For well over three years, I’ve been wanting to blog regularly. It makes sense because I love to share ideas, I have a passion for Language Arts, and – true to my Millenial Generation-form – my ego needs the boosting that only social media can massage. Sure, I have posted a few times here and there, but nothing consistent. So, why haven’t I been blogging “on the reg”? It’s simple: fear of failure.
Being afraid of failing at a blog makes me sound like a pansy – a very nerdy, hiding-in-a-pile-of-“Magic: The Gathering”-cards, pimple-faced pansy. But, whatever. It’s real. I haven’t blogged because I’ve found every excuse not to. What will my focus be? One can’t blog without a focus. And it has to be good. New. Noteworthy. Life-changing. What if I just plain suck? I’m an English teacher for crying out loud. I might get fired . . . Who has time to blog!? What if no one reads it? What if I don’t have time? And yet, here we are in the exchange of blogging because I’ve finally made the decision to suck it up, shut it up, and take a risk of failure
I’m actually looking forward to failing at this. Well . . . that’s a lie. I have this thing called an ego, which makes me think a student is waiting behind a corner to punch me in the crotch and yell, “Your blog SUCKS!” I’m NOT looking forward to the potential of wasted time and failure. But, it’s worth it. It is worth putting myself into new territory to learn. It’s worth engaging my brain to process ideas. It’s even worth playing around with fonts and backgrounds (have you seen what’s available!?). More than anything, it’s worth learning through this collaborative inter-human miracle called weblogging, where we pose questions, get perspective, and engage in dialogue over the things that matter.

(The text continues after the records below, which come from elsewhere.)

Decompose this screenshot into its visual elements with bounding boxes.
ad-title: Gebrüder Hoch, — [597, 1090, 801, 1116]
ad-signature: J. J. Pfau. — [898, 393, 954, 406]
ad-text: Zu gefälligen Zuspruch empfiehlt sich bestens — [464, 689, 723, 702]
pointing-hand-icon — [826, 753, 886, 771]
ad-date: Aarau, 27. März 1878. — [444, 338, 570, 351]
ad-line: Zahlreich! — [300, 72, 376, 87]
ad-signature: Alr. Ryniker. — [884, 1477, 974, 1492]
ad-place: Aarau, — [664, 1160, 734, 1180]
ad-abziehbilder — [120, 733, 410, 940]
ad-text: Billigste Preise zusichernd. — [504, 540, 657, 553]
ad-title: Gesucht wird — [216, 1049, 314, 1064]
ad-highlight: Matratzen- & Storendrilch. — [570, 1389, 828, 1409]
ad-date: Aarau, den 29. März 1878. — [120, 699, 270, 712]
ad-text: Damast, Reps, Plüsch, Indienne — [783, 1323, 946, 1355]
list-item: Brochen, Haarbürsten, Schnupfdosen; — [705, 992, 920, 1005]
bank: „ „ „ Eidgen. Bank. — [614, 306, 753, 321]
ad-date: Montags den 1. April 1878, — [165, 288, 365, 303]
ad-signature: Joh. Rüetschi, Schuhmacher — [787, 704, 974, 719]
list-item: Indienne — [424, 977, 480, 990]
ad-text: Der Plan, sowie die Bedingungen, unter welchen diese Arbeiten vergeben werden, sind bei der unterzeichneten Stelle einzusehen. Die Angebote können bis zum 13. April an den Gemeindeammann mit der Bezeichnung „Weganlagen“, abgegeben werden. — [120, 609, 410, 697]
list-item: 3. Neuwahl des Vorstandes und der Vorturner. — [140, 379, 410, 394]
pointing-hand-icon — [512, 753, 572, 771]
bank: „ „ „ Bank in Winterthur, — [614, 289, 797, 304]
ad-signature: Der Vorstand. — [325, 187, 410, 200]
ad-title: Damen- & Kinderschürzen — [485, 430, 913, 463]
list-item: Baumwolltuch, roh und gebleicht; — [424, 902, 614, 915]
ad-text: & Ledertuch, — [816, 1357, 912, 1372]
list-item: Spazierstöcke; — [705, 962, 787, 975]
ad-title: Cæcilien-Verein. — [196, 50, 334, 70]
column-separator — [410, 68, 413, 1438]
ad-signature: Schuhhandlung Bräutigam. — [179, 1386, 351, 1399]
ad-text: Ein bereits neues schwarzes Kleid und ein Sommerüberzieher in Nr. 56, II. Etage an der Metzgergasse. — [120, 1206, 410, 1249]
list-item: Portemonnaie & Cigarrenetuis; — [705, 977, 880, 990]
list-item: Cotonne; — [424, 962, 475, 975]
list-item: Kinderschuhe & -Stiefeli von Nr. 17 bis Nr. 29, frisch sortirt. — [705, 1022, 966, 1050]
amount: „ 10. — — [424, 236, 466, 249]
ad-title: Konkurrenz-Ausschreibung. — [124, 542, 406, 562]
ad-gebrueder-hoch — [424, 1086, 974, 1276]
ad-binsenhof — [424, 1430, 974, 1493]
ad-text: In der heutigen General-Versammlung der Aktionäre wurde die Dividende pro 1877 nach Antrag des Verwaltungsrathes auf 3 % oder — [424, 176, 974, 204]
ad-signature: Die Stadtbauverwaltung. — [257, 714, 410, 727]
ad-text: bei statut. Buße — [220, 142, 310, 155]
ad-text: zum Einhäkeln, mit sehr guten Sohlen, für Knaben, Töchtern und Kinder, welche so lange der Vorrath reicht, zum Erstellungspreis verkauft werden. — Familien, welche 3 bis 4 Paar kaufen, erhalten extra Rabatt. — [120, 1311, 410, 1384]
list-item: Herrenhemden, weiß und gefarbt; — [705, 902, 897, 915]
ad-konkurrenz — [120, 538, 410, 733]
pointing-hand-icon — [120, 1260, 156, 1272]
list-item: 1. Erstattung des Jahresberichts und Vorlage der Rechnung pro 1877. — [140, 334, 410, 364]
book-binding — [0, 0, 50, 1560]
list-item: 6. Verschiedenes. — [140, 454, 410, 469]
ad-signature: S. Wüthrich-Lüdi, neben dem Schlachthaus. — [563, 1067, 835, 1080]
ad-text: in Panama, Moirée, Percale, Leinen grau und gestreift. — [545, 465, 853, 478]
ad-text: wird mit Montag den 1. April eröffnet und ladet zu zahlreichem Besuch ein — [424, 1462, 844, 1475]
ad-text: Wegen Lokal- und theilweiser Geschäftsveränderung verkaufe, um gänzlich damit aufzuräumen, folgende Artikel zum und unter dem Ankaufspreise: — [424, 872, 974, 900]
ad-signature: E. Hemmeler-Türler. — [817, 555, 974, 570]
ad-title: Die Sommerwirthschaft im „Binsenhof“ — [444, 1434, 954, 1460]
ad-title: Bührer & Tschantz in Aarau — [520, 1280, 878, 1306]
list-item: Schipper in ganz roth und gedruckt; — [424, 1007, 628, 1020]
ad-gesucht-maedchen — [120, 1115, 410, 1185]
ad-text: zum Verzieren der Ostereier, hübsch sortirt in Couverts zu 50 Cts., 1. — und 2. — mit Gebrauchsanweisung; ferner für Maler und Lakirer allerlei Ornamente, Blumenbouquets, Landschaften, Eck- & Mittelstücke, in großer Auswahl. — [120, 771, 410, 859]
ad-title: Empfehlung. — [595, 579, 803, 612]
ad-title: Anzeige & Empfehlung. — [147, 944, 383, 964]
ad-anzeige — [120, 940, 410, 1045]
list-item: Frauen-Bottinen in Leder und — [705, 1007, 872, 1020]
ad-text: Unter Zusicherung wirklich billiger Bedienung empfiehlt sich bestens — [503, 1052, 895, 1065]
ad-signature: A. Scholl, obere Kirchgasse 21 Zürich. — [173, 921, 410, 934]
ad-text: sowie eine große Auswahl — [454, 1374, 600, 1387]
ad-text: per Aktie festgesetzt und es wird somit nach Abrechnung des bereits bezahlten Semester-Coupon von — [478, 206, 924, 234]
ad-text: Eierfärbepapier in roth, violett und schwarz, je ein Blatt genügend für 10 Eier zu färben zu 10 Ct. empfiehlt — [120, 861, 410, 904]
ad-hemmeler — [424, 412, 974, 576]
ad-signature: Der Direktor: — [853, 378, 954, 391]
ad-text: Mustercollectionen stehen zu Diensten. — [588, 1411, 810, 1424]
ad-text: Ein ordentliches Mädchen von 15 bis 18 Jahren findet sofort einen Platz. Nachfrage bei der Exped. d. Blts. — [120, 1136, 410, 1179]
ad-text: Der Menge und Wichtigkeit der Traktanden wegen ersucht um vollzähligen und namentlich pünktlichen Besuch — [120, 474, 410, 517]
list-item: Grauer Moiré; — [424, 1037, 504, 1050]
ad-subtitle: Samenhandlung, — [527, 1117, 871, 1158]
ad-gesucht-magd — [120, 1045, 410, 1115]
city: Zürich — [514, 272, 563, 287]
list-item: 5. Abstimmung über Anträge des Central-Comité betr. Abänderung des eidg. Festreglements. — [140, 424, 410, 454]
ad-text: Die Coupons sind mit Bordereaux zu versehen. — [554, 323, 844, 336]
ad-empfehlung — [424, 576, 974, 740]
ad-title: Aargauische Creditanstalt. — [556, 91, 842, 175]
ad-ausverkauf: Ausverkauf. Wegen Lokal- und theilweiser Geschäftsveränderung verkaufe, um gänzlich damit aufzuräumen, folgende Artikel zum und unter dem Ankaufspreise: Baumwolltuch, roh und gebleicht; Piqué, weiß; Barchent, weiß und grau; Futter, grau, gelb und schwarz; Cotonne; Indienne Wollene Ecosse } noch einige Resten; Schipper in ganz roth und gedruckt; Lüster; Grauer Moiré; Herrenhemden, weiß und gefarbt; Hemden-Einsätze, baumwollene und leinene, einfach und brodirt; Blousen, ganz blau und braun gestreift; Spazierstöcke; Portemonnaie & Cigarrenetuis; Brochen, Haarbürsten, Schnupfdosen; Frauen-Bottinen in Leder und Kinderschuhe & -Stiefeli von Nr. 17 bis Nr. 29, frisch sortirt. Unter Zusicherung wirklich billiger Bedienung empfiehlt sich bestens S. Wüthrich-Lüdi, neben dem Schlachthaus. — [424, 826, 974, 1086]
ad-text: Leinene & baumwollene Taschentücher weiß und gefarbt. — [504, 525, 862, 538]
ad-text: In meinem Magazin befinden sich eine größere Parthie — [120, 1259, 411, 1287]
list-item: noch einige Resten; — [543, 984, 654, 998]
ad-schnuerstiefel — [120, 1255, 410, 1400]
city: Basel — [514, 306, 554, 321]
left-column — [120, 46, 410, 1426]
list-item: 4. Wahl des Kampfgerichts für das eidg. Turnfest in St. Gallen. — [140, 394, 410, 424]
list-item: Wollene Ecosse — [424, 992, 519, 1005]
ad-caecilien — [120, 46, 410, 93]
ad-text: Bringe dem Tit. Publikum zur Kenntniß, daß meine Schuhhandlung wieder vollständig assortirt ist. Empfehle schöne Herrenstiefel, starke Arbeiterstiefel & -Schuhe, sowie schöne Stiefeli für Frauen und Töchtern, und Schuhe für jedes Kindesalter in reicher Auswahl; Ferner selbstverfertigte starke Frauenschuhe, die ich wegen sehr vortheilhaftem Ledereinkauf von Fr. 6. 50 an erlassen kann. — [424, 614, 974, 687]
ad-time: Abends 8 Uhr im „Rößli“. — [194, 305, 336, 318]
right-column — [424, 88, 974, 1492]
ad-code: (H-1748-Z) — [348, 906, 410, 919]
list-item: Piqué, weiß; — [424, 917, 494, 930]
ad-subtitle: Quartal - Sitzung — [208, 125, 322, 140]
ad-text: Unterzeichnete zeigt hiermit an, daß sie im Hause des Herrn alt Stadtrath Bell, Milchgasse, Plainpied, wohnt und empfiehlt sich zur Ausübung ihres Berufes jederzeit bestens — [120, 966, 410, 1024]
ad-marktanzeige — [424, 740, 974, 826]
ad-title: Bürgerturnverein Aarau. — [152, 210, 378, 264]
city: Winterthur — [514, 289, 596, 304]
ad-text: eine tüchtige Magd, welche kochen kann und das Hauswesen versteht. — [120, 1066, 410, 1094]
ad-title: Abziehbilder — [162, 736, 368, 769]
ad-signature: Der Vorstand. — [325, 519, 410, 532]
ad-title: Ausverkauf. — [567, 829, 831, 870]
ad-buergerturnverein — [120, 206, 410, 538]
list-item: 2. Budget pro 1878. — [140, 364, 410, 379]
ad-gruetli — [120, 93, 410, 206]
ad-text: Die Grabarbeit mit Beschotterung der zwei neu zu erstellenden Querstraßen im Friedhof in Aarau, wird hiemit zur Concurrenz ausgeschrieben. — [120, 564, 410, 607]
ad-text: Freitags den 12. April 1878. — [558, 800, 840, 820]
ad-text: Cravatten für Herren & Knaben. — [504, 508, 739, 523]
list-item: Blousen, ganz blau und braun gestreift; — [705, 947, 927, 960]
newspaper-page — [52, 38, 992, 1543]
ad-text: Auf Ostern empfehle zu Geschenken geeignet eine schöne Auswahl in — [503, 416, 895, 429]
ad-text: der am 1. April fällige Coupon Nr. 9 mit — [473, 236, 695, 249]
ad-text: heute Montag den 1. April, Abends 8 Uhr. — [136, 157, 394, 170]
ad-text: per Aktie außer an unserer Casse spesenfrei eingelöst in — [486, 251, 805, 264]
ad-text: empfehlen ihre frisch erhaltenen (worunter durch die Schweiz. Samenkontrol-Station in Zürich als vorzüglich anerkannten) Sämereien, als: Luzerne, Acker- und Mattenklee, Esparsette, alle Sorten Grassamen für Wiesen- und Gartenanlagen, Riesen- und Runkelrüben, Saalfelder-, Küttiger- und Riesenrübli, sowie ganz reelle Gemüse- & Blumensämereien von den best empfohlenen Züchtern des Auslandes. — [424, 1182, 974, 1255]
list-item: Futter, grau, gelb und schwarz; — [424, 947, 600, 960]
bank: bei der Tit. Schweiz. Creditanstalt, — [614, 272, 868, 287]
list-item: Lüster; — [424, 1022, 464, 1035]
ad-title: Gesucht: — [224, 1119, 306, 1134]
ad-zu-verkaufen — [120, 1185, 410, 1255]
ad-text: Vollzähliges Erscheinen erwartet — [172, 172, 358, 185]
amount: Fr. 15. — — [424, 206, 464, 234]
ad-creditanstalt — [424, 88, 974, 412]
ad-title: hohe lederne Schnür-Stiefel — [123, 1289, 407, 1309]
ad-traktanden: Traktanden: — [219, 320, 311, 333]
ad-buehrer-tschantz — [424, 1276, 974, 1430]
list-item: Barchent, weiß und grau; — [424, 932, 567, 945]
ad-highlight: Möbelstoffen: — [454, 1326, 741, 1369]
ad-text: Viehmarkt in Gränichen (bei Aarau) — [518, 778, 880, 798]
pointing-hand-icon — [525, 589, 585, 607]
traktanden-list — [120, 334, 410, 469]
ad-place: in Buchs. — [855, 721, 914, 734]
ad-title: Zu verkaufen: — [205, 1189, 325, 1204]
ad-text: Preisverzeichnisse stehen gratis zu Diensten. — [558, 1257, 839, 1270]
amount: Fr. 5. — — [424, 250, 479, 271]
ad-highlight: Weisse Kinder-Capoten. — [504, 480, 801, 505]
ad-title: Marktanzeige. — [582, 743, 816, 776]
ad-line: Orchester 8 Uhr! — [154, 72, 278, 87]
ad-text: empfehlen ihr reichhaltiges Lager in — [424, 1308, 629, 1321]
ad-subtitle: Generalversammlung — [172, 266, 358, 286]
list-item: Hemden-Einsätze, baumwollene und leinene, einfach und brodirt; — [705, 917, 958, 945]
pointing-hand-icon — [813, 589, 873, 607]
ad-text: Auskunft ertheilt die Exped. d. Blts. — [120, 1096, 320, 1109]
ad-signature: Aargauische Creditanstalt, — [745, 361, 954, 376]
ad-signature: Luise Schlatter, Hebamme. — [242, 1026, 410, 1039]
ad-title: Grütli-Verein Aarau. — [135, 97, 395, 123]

We avoid failure by avoiding action. Instead of spending our time in reward-bearing risk, we spend our time doubting. We justify. We avoid and we deny the very things that are necessary for mental, emotional, and physical growth. And now, I refuse to let myself get sucked into the rut of habitual stagnancy. What will follow is a man on a mission to do more than just post for his own ego. I want to engage. I want to share. I want to have continual co-learning with anyone and everyone who comes this way.
And it starts with a question: Why do we fear failure? Think personally. Think culturally. Think scientifically. Don’t fail to comment (y’see what I did there!?)